Remote indexes in detail

This section describes what happens when a script runs a remote index, including how remote indexes are installed and how their tools are loaded and executed.

Installation

When a remote index is initialized for the very first time, a few steps are carried out to install the index.

Clone the relevant repository into a cache folder (./.tools by default).
Create a dedicated virtual environment at <cache_folder>/<remote_index_name/.venv
Install any dependencies into the virtual environment (venv)

These steps are skipped in future runs.

Loading the tools

Then, the tools.toml file is parsed to retrieve the list of declared tools.

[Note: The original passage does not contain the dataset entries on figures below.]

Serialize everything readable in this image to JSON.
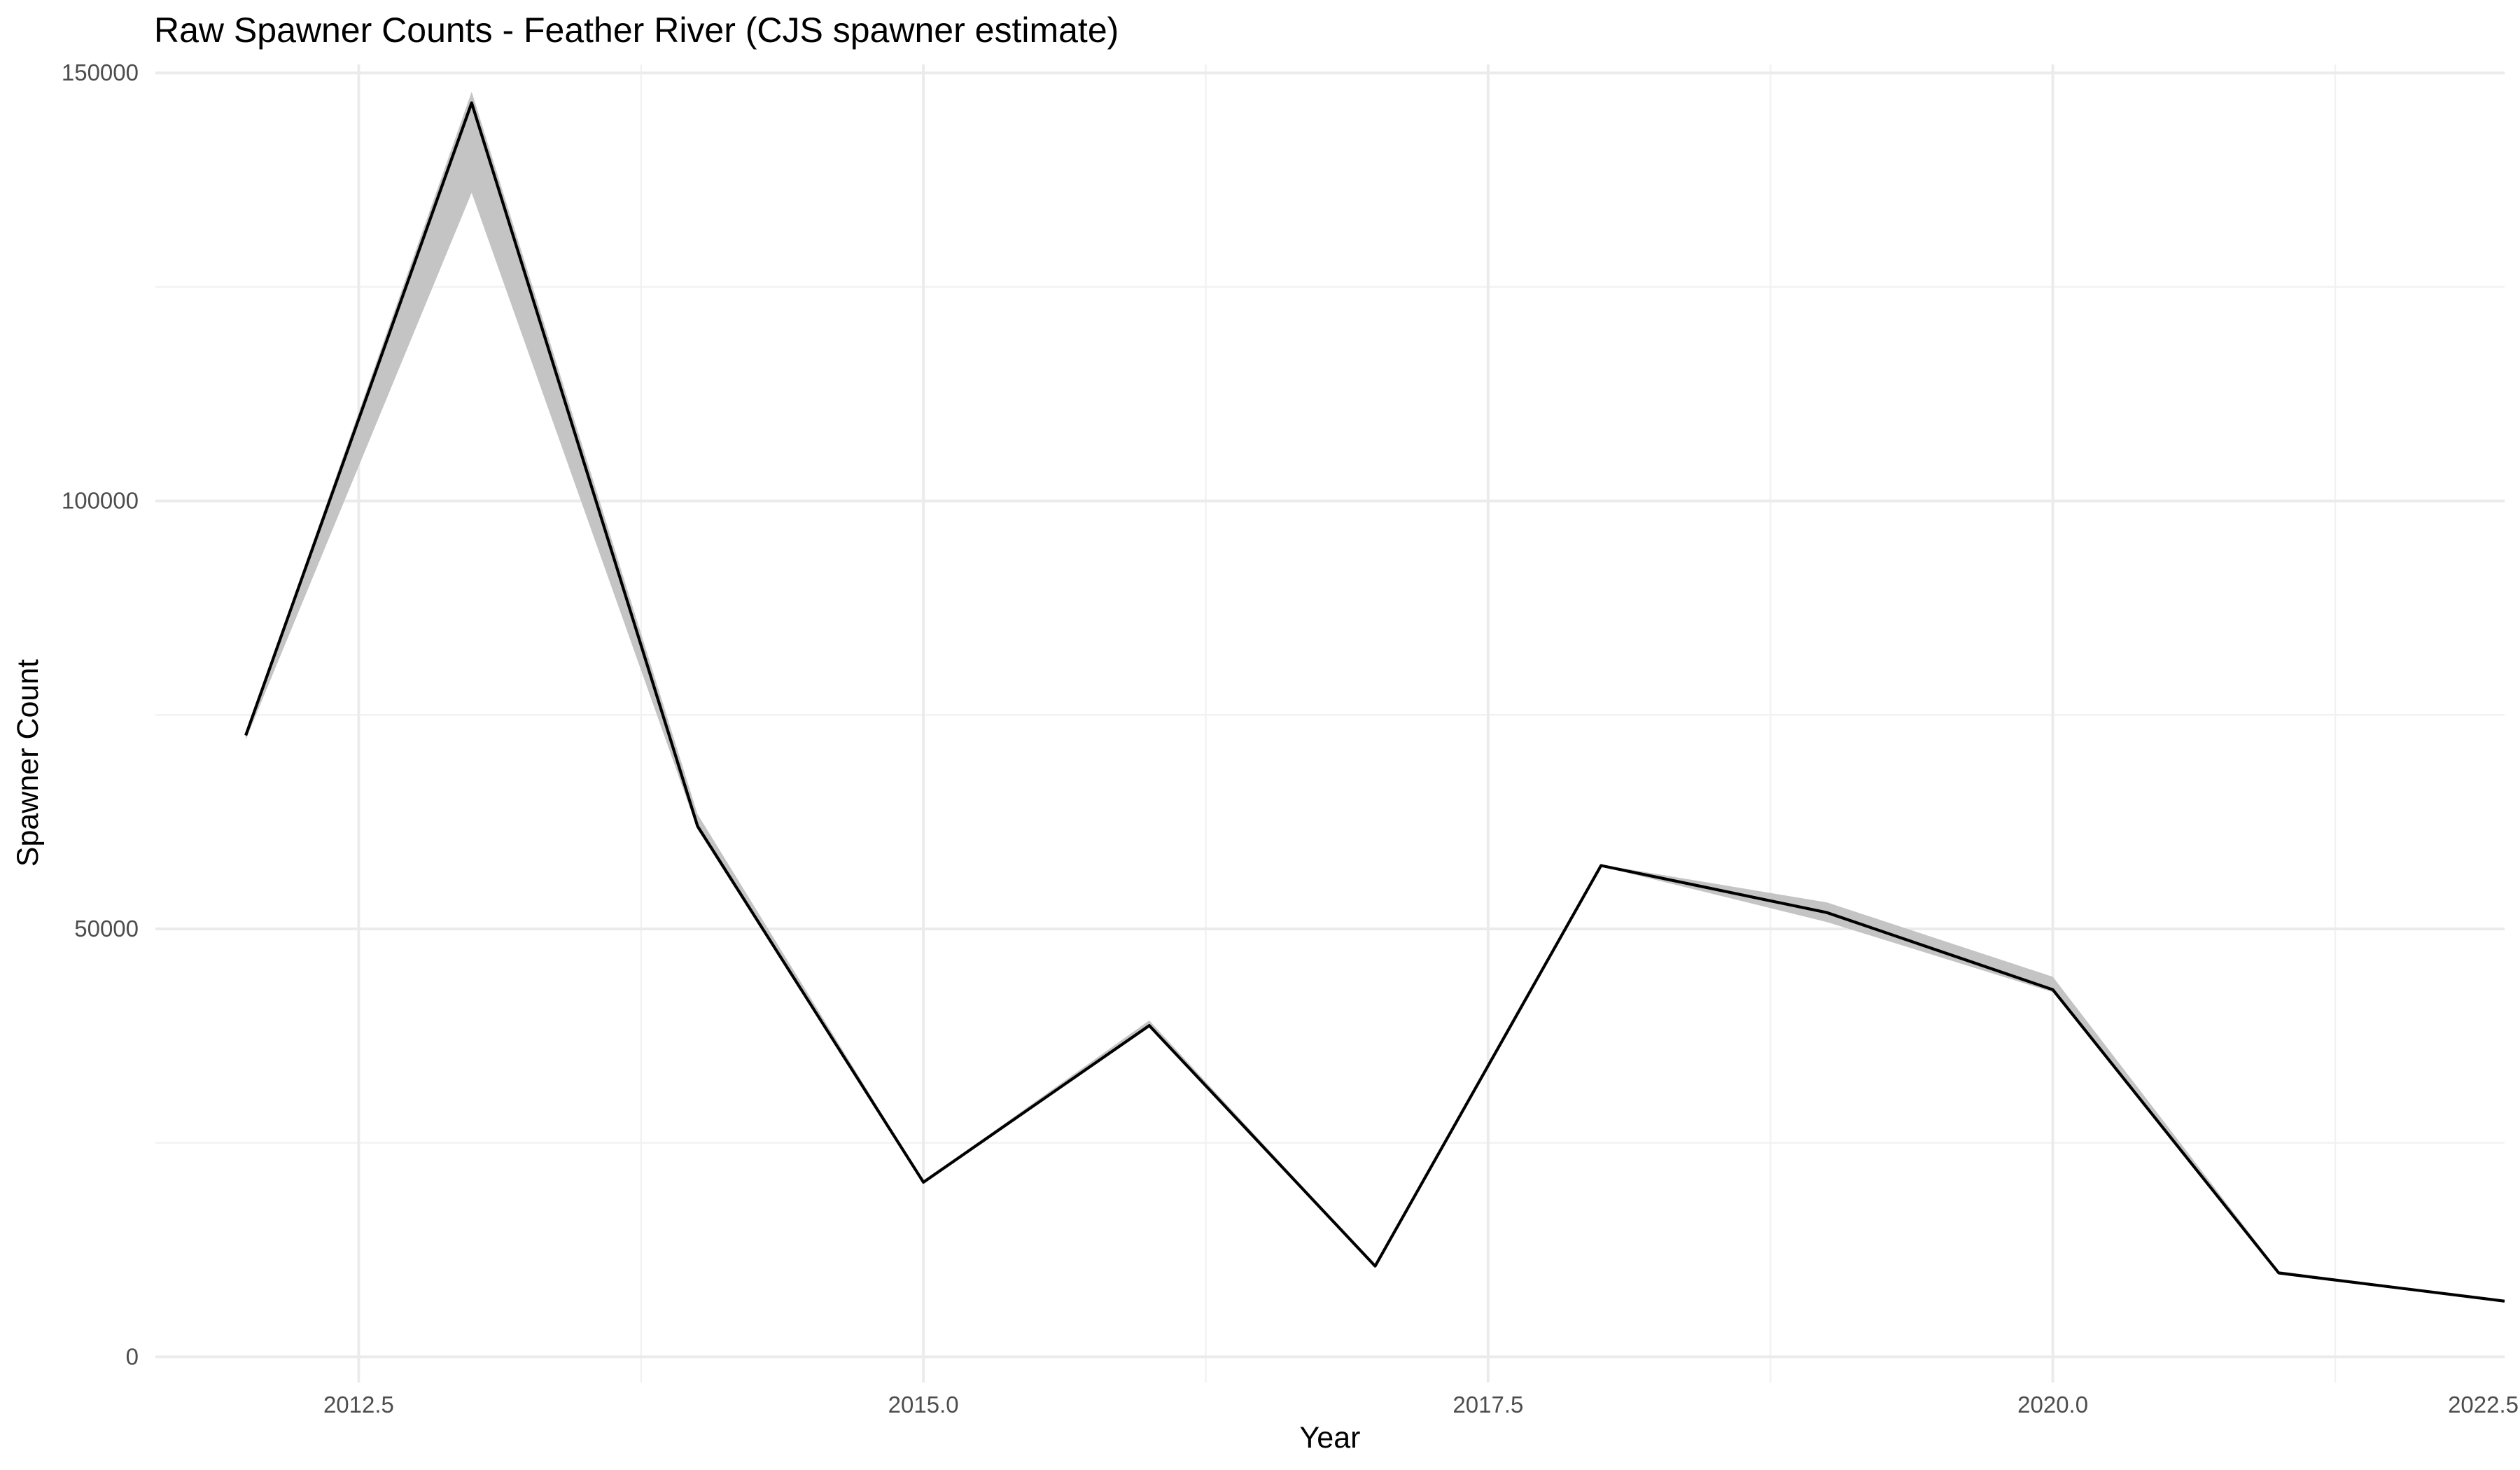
{
  "chart_data": {
    "type": "line",
    "title": "Raw Spawner Counts - Feather River (CJS spawner estimate)",
    "xlabel": "Year",
    "ylabel": "Spawner Count",
    "xlim": [
      2011.6,
      2022.0
    ],
    "ylim": [
      -3000,
      151000
    ],
    "x_ticks": [
      2012.5,
      2015.0,
      2017.5,
      2020.0,
      2022.5
    ],
    "x_tick_labels": [
      "2012.5",
      "2015.0",
      "2017.5",
      "2020.0",
      "2022.5"
    ],
    "y_ticks": [
      0,
      50000,
      100000,
      150000
    ],
    "y_tick_labels": [
      "0",
      "50000",
      "100000",
      "150000"
    ],
    "grid": true,
    "colors": {
      "line": "#000000",
      "ribbon": "#c4c4c4",
      "grid_major": "#ebebeb",
      "grid_minor": "#f2f2f2"
    },
    "series": [
      {
        "x": [
          2012,
          2013,
          2014,
          2015,
          2016,
          2017,
          2018,
          2019,
          2020,
          2021,
          2022
        ],
        "values": [
          72600,
          146500,
          62000,
          20400,
          38700,
          10600,
          57400,
          51900,
          42900,
          9800,
          6500
        ],
        "lower": [
          72100,
          136000,
          61600,
          20300,
          38500,
          10500,
          57300,
          50800,
          42600,
          9700,
          6400
        ],
        "upper": [
          72900,
          147800,
          63400,
          20500,
          39300,
          10700,
          57500,
          53100,
          44400,
          10000,
          6600
        ]
      }
    ]
  }
}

Since the remote index may have different dependencies from the main script, the tools cannot be naively imported into the main frame. Instead, the tools are imported and executed via a subprocess call that uses the dedicated remote index venv.

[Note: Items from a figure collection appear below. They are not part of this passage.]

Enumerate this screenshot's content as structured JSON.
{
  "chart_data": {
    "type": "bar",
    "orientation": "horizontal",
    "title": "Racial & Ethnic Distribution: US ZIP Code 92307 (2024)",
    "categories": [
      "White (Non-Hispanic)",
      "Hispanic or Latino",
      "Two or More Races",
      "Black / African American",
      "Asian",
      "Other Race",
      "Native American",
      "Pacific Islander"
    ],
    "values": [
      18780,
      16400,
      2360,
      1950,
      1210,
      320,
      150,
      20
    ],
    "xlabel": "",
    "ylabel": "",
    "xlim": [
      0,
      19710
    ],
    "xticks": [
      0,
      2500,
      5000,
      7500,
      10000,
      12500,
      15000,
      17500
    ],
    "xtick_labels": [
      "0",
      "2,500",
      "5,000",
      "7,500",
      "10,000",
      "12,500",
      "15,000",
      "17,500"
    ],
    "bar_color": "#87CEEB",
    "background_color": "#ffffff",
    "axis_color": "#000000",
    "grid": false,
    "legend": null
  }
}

For each tool, we create a pseudo-tool function that wraps the subprocess call. This wrapper has the same signature as the original tool, including the function name, argument types, docstring, whether it is async etc. The pseudo-tool function is then inserted into Index.tools.

A caveat of this implementation is that certain argument types may not be supported.

Specifically, the following argument types are supported and preserved in the wrapper:

Basic Python types including str, int, float, bool
dict, including type arguments e.g. dict[str, str]
list, including type arguments e.g. list[str]
Optional and Union, including type arguments e.g. Optional[str]
Literal, including listed values e.g. Literal["foo", "bar"]
TypedDict classes, including attribute names and types
Enum classes, including enum values

The following non-exhaustive list of argument types are not supported:

Custom classes, including classes inherited from Pydantic's BaseClass
Any class type whose argument includes an unsupported custom class e.g. Optional[CustomClass]

Execution

Finally, when a remote index's tool is executed via Index.execute, the pseudo-tool function is called. This triggers the subprocess call and executes the actual function within the venv, with the required dependencies and any passed environment variables.

Importantly, any resulting output is encoded as a JSON string and decoded at the end of the subprocess call. This means that the tool must always return a JSON-serializable output.

Since the pseudo-tool function is also exposed via Index.tools, something like index.tools[0](kwargs) will also run the underlying tool within the venv in the same manner.